The time can drag along as I am required to be there on certain school holidays, yet often have very little to do. This time around I did have some projects to work on, so that helped to pass the days. We’re also working in a brand-new building with great city views and swanky automatic window shades and hallways that light up when you enter them, so that adds to the intrinsic value of having permission to be behind the desks where citizens come to get questions answered.
I also took advantage of having an hour-long lunch. In the schools where I work by the time lunch is served and we’re working our chopsticks like elongated pinchers on a skinny crustacean, there’s only like 15 minutes to clear off my bento box. So lunchtime at the Board of Education is nice. I often walked to Shiroyama Park, sitting near the cherry trees and watching passersby as I slowly enjoyed my meal.
On my last day there before returning to school, a man from another section of the Education department approached me and my coworker, asking if we’d like to go for a walk. We agreed, and I was happy to have a local with whom to practice a few Japanese phrases. I don’t often get the nerve for that, so it was nice. I also made friends with a new employee in that same department, a quiet and sweet girl who walks like she wouldn’t give a damn if a pack of flaming wolves were chasing her. That’s just my take on it anyway.
On my first day back at school I was greeted to a rearranged staff room.
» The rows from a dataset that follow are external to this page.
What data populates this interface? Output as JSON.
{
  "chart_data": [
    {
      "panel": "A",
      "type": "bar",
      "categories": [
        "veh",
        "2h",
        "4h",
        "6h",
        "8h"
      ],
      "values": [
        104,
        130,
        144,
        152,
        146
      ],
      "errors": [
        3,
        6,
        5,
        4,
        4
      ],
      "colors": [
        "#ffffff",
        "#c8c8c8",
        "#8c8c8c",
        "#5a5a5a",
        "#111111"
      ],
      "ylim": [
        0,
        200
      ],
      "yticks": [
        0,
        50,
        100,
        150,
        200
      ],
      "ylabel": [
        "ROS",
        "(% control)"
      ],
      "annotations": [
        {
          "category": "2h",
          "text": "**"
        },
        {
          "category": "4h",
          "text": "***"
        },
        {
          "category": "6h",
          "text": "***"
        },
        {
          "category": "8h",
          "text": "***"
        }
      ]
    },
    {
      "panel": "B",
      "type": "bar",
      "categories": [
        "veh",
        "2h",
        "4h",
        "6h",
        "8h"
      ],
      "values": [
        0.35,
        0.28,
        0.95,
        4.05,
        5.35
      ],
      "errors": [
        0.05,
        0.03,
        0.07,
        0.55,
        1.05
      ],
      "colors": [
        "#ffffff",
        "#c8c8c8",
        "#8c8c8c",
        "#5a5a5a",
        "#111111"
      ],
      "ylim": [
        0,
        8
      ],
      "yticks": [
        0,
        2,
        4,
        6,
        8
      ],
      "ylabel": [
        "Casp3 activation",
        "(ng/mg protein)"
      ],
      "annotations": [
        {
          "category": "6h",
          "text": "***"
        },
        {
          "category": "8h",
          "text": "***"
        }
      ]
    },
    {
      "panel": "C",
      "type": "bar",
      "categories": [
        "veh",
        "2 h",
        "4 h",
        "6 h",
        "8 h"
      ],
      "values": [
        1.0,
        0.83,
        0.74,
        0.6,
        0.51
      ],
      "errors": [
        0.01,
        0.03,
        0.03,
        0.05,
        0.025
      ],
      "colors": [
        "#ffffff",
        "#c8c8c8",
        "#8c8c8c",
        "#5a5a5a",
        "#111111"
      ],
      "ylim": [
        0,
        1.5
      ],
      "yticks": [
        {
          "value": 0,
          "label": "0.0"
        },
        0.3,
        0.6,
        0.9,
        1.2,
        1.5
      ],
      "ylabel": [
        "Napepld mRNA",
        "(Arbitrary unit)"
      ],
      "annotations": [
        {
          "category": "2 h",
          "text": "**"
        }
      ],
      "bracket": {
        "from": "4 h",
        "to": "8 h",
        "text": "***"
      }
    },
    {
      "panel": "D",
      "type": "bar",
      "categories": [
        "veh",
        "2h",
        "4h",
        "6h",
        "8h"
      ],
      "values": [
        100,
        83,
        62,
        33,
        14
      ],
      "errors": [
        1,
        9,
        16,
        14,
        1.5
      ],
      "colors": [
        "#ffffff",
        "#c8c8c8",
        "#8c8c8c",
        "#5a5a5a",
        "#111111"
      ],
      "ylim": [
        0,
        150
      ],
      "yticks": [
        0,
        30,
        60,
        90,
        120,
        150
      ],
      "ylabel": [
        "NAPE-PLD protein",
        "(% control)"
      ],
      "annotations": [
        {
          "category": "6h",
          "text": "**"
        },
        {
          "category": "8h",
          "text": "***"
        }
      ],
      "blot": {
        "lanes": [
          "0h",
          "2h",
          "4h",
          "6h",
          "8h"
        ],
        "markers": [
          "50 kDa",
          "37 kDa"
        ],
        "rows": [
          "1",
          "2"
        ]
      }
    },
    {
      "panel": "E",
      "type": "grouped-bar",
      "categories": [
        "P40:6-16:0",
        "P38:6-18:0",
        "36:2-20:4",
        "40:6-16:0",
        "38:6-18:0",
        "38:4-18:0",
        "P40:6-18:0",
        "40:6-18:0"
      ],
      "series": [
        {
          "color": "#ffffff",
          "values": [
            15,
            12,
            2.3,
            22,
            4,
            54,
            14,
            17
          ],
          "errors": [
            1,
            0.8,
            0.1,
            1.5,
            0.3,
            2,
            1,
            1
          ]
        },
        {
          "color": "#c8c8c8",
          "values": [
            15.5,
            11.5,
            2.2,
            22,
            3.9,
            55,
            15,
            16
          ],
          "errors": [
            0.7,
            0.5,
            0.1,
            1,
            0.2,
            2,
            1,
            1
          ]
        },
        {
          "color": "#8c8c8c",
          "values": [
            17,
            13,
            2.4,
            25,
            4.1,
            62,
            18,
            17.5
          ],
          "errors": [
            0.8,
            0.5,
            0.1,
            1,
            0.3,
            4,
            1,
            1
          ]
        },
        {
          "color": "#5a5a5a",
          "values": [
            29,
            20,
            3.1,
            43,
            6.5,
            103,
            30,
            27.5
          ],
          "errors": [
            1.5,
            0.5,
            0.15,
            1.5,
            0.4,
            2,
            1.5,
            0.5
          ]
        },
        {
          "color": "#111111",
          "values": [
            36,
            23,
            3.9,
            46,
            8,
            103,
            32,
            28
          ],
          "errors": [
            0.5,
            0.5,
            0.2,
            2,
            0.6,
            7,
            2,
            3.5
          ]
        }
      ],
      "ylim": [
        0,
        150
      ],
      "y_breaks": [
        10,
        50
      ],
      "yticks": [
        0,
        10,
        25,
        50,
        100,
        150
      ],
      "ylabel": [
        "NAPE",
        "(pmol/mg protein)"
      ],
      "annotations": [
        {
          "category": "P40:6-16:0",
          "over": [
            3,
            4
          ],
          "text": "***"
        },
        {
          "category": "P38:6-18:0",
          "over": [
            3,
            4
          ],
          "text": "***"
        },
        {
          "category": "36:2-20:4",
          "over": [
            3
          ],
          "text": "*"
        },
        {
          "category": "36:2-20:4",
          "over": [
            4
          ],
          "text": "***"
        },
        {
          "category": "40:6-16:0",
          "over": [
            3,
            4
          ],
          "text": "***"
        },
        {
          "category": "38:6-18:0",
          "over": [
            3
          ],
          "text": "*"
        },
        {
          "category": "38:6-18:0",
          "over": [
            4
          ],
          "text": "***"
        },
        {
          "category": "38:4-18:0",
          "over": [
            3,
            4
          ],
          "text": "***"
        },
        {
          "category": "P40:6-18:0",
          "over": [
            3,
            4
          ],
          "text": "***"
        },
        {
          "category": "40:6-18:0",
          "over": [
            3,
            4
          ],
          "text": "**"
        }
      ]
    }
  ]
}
Someone kindly pointed me to my desk, which isn’t too far from its old location. The teachers have shuffled around quite a bit; those who stayed now teach other grades, and the holes left by teachers that were sent to other schools have been seamlessly filled by teachers who came from other schools. Some of my favorite coworkers have gone, but a good number of them remain. And the new folks seem cool enough that I think we’ll get on just fine.
But not much has changed as far as the day-to-day darkness I feel. There are moments when I look around and, if I catch them, see teachers filing out of the staff room on their way to some ceremony or meeting, some of which I’m supposed to attend, and some of which I do attend if someone actually informs me that I’m supposed to attend. I ate lunch in solitude at my desk, as nobody informed me that the teachers would be eating together in another room in the building. The only way I had known it was lunchtime was from my clockwork hunger, which gets steadily more furious as the minutes of the morning pass along.
The rain has been hard and steady for the past few days, which makes my transit across the city less than ideal. My rain suit has a handsome gash in the crotch, and its overall waterproofing abilities are now in question. The hood does a fine job of keeping my hair dry while simultaneously feeding drops of water across my brow and onto my face. The same goes for the sleeves and pant cuffs; it’s as if I’m an organic house and my suit is my rain gutters, and my hands and feet are the lawn accepting all that channeled water.